By breathing into the pelvic bones, the pelvic floor relaxes and lengthens. “Pulling up in the middle” where the lines intersect, actively contracts the pelvic floor.

This is a way to start restoring pelvic floor health with your clients without ever saying the words “pelvic floor”!

As the PF contracts, the transversus abdominis (TrA) contracts automatically a key pelvic stabilizer.

Pressure from the thighs against the ribs / abdominals helps direct the breath down into the pelvic floor and into the lateral + posterior ribs (where we need it) and NOT into the belly.

  • Do one repetition of the above PF contraction in the Knee Stretches Round position to prepare for the exercise

    • Make sure to get a deep, full inhale before exhaling + contracting

      • Then, let the pelvic floor release naturally to perform the exercise
  • Do not hold the PF contraction when moving! No! No! No!

    • We want the PF to ebb + flow naturally with the breath that’s the goal
  • Practice strengthening the PF in Child’s Pose (and similar exercises) so we don’t have to think about it when doing Pilates

With time, the PF + TrAs will become responsive, strong + supple and show up for you when you need them . . . automatically.
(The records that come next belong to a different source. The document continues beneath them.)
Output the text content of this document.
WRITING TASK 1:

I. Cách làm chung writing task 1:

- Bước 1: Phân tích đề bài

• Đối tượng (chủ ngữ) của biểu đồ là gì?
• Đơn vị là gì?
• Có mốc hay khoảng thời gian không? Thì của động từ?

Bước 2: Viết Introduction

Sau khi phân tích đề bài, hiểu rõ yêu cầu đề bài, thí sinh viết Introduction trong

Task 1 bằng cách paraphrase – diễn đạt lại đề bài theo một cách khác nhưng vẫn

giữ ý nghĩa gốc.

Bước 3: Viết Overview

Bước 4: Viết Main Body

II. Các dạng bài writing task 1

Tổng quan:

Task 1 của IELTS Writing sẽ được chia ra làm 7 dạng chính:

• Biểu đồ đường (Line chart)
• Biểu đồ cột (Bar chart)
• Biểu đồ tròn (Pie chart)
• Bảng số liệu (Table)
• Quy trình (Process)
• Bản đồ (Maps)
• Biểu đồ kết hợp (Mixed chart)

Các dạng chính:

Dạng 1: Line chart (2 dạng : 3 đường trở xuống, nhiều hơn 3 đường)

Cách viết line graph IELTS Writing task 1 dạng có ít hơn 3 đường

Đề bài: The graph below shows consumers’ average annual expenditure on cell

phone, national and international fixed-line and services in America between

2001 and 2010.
By finally getting a full, 360° inhale + letting it “go down” to lengthen + relax my PF, a cascade chain of wonderful events occurred:

 

  1. Compressed posterior PF muscles + low, posterior pelvic tissue released;
  2. Stiffness decreased in the lumbar paraspinals (erector spinae) + lumbar spine;
  3. Center of gravity shifted more posteriorly; and
  4. Rib cage suppleness increased.

This allowed me to better stack my rib cage with the pelvis and improve my alignment!

Alignment is the underlying key to improving mobility and strength in any joint.

In this case, it was my troublesome shoulder that reaped the unintended benefits of pain relief, mobility +  strength from finding my pelvic floor allowing me to perform Knee Stretches (and other Pilates exercises) with greater ease.

Cherry on top a more balanced, relaxed + pliable Pilates C-Curve.